Allerton Tower Park is another remnant of a wealthy estate owned by a Liverpool baronet, businessman and reputed slaver called Hardman Earle. The estate was acquired by Liverpool Council in 1924 and opened to the public. The hall and tower, completed in 1848, were demolished in 1937 due to dry rot, but the lodge, stables, walled garden, former laundry and part of the orangery remain, as well as many mature trees which must be of Earle’s gardeners’ planting. There is a tall Ginkgo in the walled garden, now with golden yellow leaves, which is probably of that vintage.
A couple of Cotoneasters were full of berries, so clearly no thrushes have found them yet.
There is a stately Holly walk, interspersed with what appear to be old Hawthorn trees.
Two of them, near to the orangery, aren’t Hawthorn at all, and may be recent replacements. They are covered with large red berries. Definitely not Crab Apples, because the fruits had a single stone inside. They look most like Whitebeam to me, with that paler, downy underleaf, but the book says Whitebeam ought to have four or five seeds in the fruit. A mystery.
We disturbed a sluggish Harlequin ladybird while we were studying the tree, interrupting its search for somewhere to hibernate.
A Sparrowhawk flew overhead, and there were plenty of Wood Pigeons and Blackbirds. A Jay went quickly past, and most of us missed it, but later we could hear it squawking from deep cover. Over the wall of the estate was a tree whose fallen leaves looked like Cut-leaved Beech, but they were probably Turkey Oak. Here they are with some more “normal” Pedunculate Oak leaves, and some spiky Turkey Oak acorn cups from a different tree.
Beyond the orangery is a lawn with several tall trees. Two of them, which I once thought were Giant Sequoias, are Cypresses, probably Lawson’s. The one on the left was partially burned several years ago, but new foliage is gradually filling in.

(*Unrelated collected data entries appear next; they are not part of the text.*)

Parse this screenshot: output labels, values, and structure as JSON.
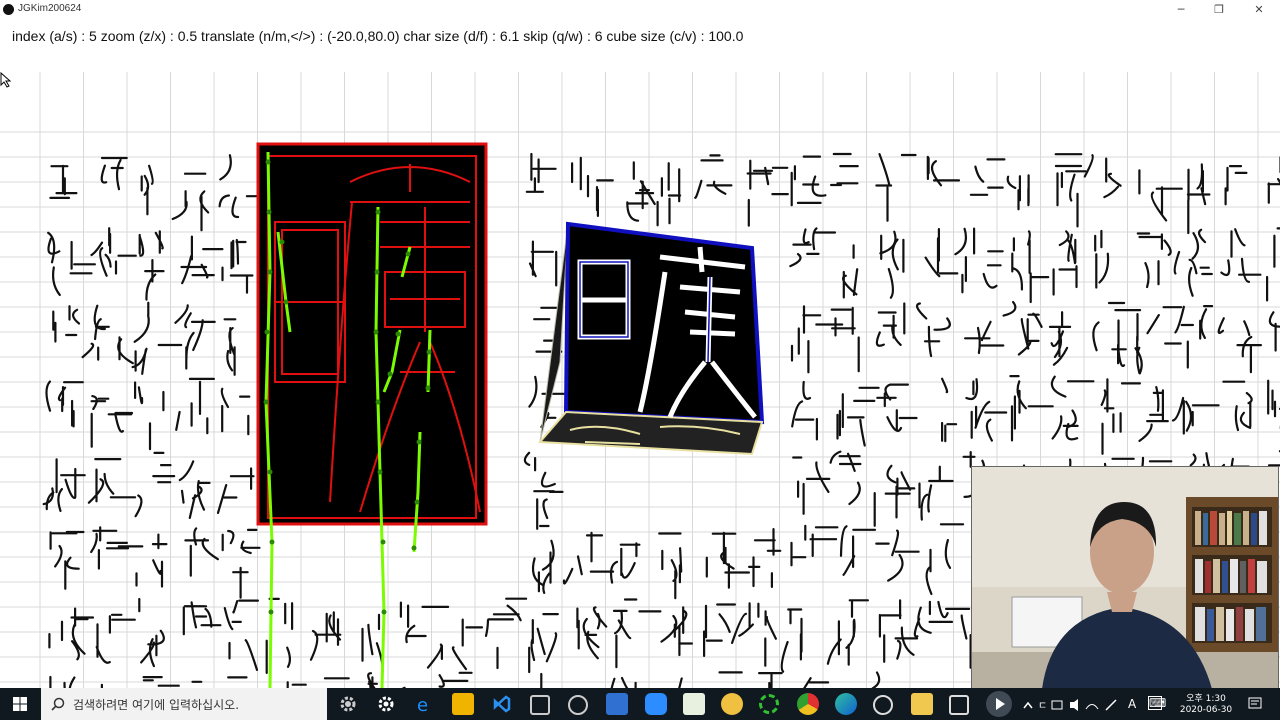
{
  "window": {
    "title": "JGKim200624",
    "minimize_label": "─",
    "restore_label": "❐",
    "close_label": "✕"
  },
  "status": {
    "text": "index (a/s) : 5 zoom (z/x) : 0.5 translate (n/m,</>) : (-20.0,80.0) char size (d/f) : 6.1 skip (q/w) : 6 cube size (c/v) : 100.0",
    "index": 5,
    "zoom": 0.5,
    "translate": [
      -20.0,
      80.0
    ],
    "char_size": 6.1,
    "skip": 6,
    "cube_size": 100.0
  },
  "colors": {
    "seal_ink": "#111111",
    "highlight_red": "#e01010",
    "trace_green": "#7cfc00",
    "cube_blue": "#1010c0",
    "grid": "#d8d8d8",
    "taskbar": "#101820"
  },
  "taskbar": {
    "search_placeholder": "검색하려면 여기에 입력하십시오.",
    "time": "오후 1:30",
    "date": "2020-06-30",
    "ime_label": "A",
    "icons": [
      "settings-icon",
      "gear-icon",
      "edge-legacy-icon",
      "folder-icon",
      "vscode-icon",
      "app-icon",
      "app-icon",
      "app-icon",
      "zoom-icon",
      "notepad-icon",
      "chrome-canary-icon",
      "green-app-icon",
      "chrome-icon",
      "edge-icon",
      "app-icon",
      "file-explorer-icon",
      "app-icon",
      "media-player-icon"
    ]
  }
}
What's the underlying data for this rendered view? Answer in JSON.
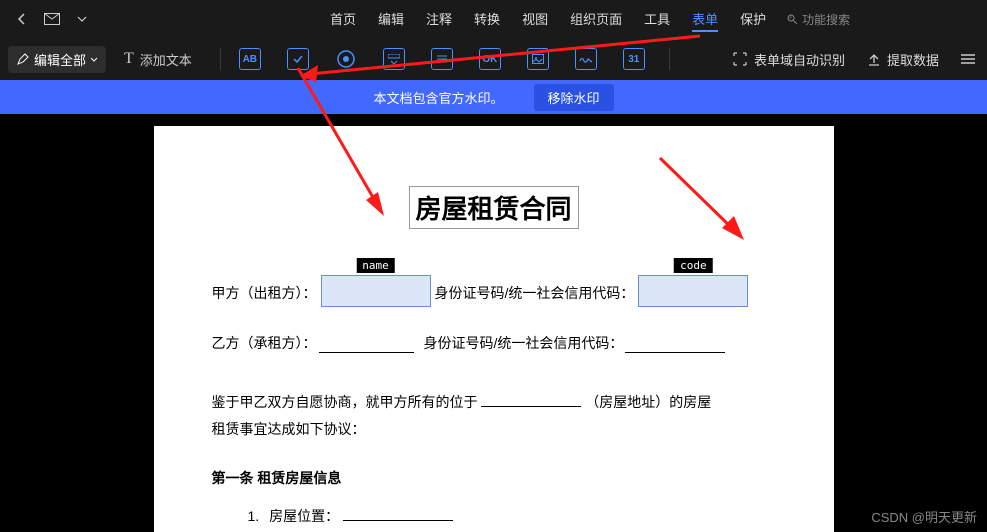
{
  "titlebar": {
    "back_icon": "back",
    "mail_icon": "mail",
    "chevron_icon": "chevron-down"
  },
  "main_tabs": [
    "首页",
    "编辑",
    "注释",
    "转换",
    "视图",
    "组织页面",
    "工具",
    "表单",
    "保护"
  ],
  "active_tab_index": 7,
  "func_search": "功能搜索",
  "toolbar": {
    "edit_all": "编辑全部",
    "add_text": "添加文本",
    "tool_ab": "AB",
    "tool_ok": "OK",
    "tool_date": "31",
    "auto_detect": "表单域自动识别",
    "extract": "提取数据"
  },
  "banner": {
    "text": "本文档包含官方水印。",
    "remove": "移除水印"
  },
  "document": {
    "title": "房屋租赁合同",
    "party_a_prefix": "甲方（出租方）：",
    "party_b_prefix": "乙方（承租方）：",
    "id_label": "身份证号码/统一社会信用代码：",
    "field_name": "name",
    "field_code": "code",
    "para1_a": "鉴于甲乙双方自愿协商，就甲方所有的位于",
    "para1_b": "（房屋地址）的房屋",
    "para2": "租赁事宜达成如下协议：",
    "section1": "第一条  租赁房屋信息",
    "list1_prefix": "1.",
    "list1_label": "房屋位置："
  },
  "watermark": "CSDN @明天更新"
}
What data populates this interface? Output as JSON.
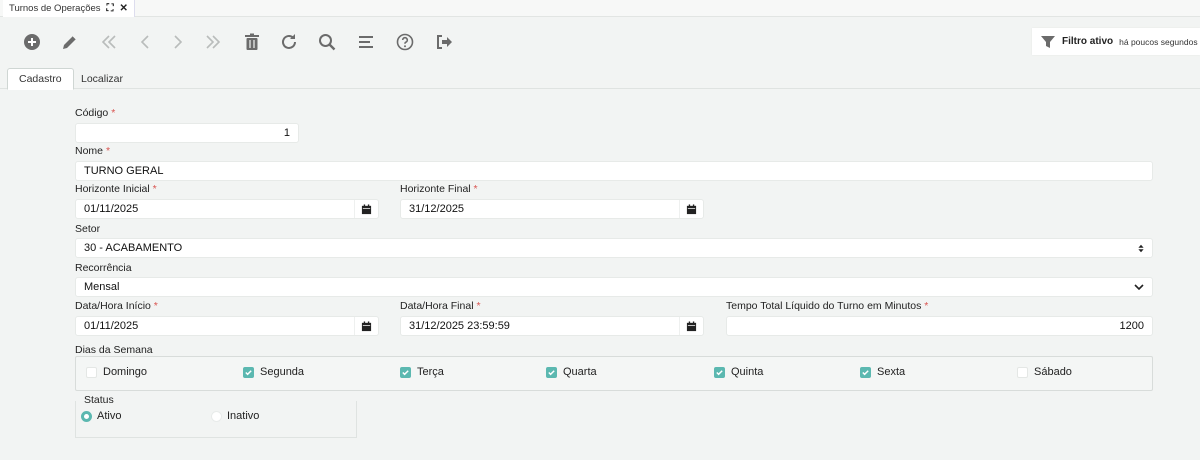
{
  "window": {
    "tab_title": "Turnos de Operações"
  },
  "toolbar": {
    "buttons": [
      {
        "name": "add-button",
        "icon": "plus-circle-icon"
      },
      {
        "name": "edit-button",
        "icon": "pencil-icon"
      },
      {
        "name": "first-record-button",
        "icon": "double-chevron-left-icon"
      },
      {
        "name": "previous-record-button",
        "icon": "chevron-left-icon"
      },
      {
        "name": "next-record-button",
        "icon": "chevron-right-icon"
      },
      {
        "name": "last-record-button",
        "icon": "double-chevron-right-icon"
      },
      {
        "name": "delete-button",
        "icon": "trash-icon"
      },
      {
        "name": "refresh-button",
        "icon": "refresh-icon"
      },
      {
        "name": "search-button",
        "icon": "search-icon"
      },
      {
        "name": "list-button",
        "icon": "list-icon"
      },
      {
        "name": "help-button",
        "icon": "question-circle-icon"
      },
      {
        "name": "exit-button",
        "icon": "sign-out-icon"
      }
    ]
  },
  "filter": {
    "label": "Filtro ativo",
    "time": "há poucos segundos"
  },
  "tabs": [
    {
      "label": "Cadastro",
      "active": true
    },
    {
      "label": "Localizar",
      "active": false
    }
  ],
  "form": {
    "required_mark": "*",
    "codigo": {
      "label": "Código",
      "value": "1"
    },
    "nome": {
      "label": "Nome",
      "value": "TURNO GERAL"
    },
    "horizonte_inicial": {
      "label": "Horizonte Inicial",
      "value": "01/11/2025"
    },
    "horizonte_final": {
      "label": "Horizonte Final",
      "value": "31/12/2025"
    },
    "setor": {
      "label": "Setor",
      "value": "30 - ACABAMENTO"
    },
    "recorrencia": {
      "label": "Recorrência",
      "value": "Mensal"
    },
    "data_hora_inicio": {
      "label": "Data/Hora Início",
      "value": "01/11/2025"
    },
    "data_hora_final": {
      "label": "Data/Hora Final",
      "value": "31/12/2025 23:59:59"
    },
    "tempo_total": {
      "label": "Tempo Total Líquido do Turno em Minutos",
      "value": "1200"
    },
    "dias_label": "Dias da Semana",
    "dias": [
      {
        "label": "Domingo",
        "checked": false
      },
      {
        "label": "Segunda",
        "checked": true
      },
      {
        "label": "Terça",
        "checked": true
      },
      {
        "label": "Quarta",
        "checked": true
      },
      {
        "label": "Quinta",
        "checked": true
      },
      {
        "label": "Sexta",
        "checked": true
      },
      {
        "label": "Sábado",
        "checked": false
      }
    ],
    "status": {
      "label": "Status",
      "options": [
        {
          "label": "Ativo",
          "selected": true
        },
        {
          "label": "Inativo",
          "selected": false
        }
      ]
    }
  },
  "colors": {
    "accent": "#5bb8b0",
    "required": "#d9534f",
    "icon": "#6b6b6b",
    "icon_disabled": "#b9bcbb"
  }
}
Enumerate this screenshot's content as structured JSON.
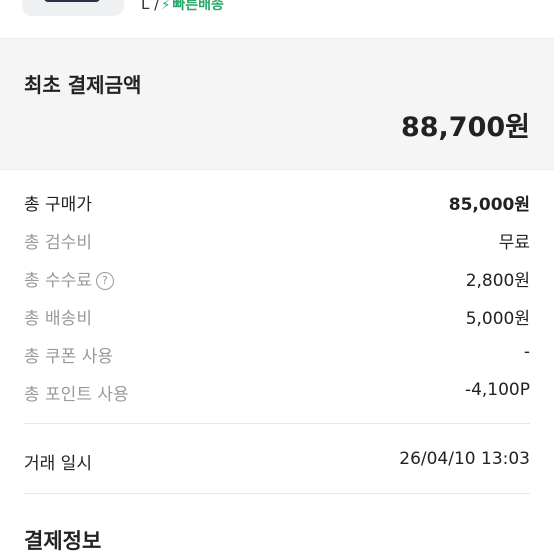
{
  "product": {
    "option_size": "L /",
    "fast_shipping": "빠른배송"
  },
  "summary": {
    "label": "최초 결제금액",
    "amount": "88,700원"
  },
  "details": [
    {
      "label": "총 구매가",
      "value": "85,000원"
    },
    {
      "label": "총 검수비",
      "value": "무료"
    },
    {
      "label": "총 수수료",
      "value": "2,800원"
    },
    {
      "label": "총 배송비",
      "value": "5,000원"
    },
    {
      "label": "총 쿠폰 사용",
      "value": "-"
    },
    {
      "label": "총 포인트 사용",
      "value": "-4,100P"
    }
  ],
  "help_glyph": "?",
  "trade": {
    "label": "거래 일시",
    "value": "26/04/10 13:03"
  },
  "payment_section_title": "결제정보",
  "colors": {
    "fast_shipping_green": "#2aa76a",
    "summary_background": "#f5f5f5",
    "muted_text": "#9a9a9a"
  },
  "icons": {
    "fast_shipping": "lightning-bolt-icon",
    "fee_help": "question-circle-icon"
  }
}
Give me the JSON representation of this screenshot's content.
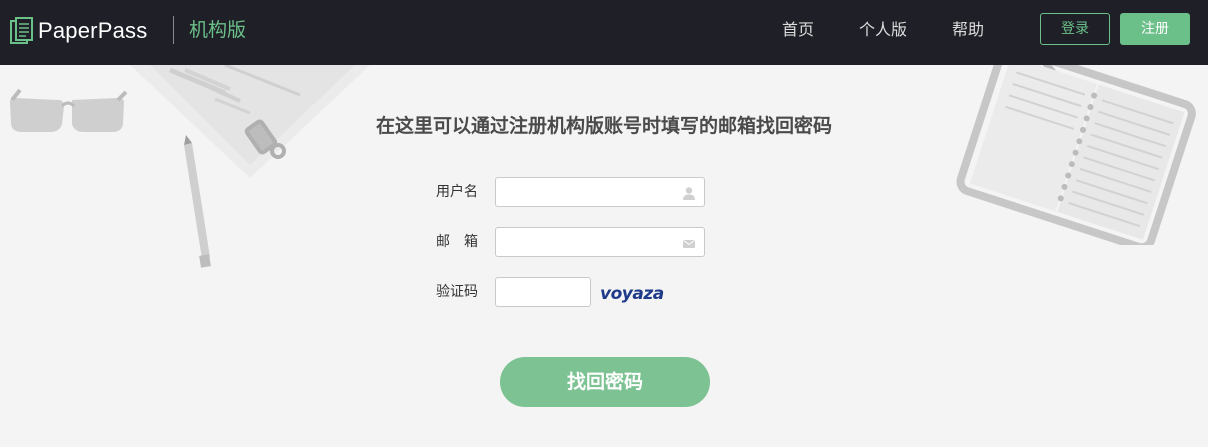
{
  "header": {
    "brand": "PaperPass",
    "edition": "机构版",
    "nav": [
      {
        "label": "首页"
      },
      {
        "label": "个人版"
      },
      {
        "label": "帮助"
      }
    ],
    "login_label": "登录",
    "register_label": "注册"
  },
  "main": {
    "title": "在这里可以通过注册机构版账号时填写的邮箱找回密码",
    "fields": {
      "username": {
        "label": "用户名",
        "value": "",
        "icon": "user-icon"
      },
      "email": {
        "label": "邮　箱",
        "value": "",
        "icon": "envelope-icon"
      },
      "captcha": {
        "label": "验证码",
        "value": "",
        "image_text": "voyaza"
      }
    },
    "submit_label": "找回密码"
  },
  "colors": {
    "header_bg": "#1f2027",
    "accent": "#6bbf88",
    "button_bg": "#7cc293",
    "page_bg": "#f4f4f4",
    "captcha_text": "#1e3a8a"
  }
}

There is the pruned triple trunk of an old Sweet Chestnut there too, and it is re-growing vigorously and producing lots of nuts. Most of the fruit cases on the ground were empty, but the few chestnuts we found were plump and edible. The foragers have been busy, I think. Another tall one nearby is a great old Monkey Puzzle, with branches nearly all the way down the trunk.
In the shrubbery nearby was a lot of dead wood, and one log was covered with a white fungus with a frilly edge, looking rather like seashells, several inches across. Some smaller ones were pinker. I think it may have been one of the Splitgill group Schizophyllum commune, but that’s just an uneducated guess based on Google images and Wikipedia!
It was bright and sunny, but with a sharply cooler breeze. There wasn’t quite a frost overnight, but nearly so. All the red-gold cherry leaves have fallen, but we admired this wonderful Birch, still hanging on to its golden leaves.
There were lots of birds in a clump of Hollies, occasionally popping out and crossing a clearing. A female Blackbird, Magpies, possibly the Jay, and our first Redwing of the winter. One tree had yellow berries. It’s a variety of the common Holly Ilex aquifolium and is called ‘Bacciflava’. I don’t remember ever seeing one of those before.
Then to Olive’s to eat our lunch in her warm front room. Ta!
Public transport details: 76 bus from Great Charlotte Street at 10.02, arriving Menlove Avenue / Cheddar Close at 10.26. Returned from Woolton Street / Mason Street (Woolton Village) on the 75 bus at 2.05, arriving Liverpool ONE at 2.30.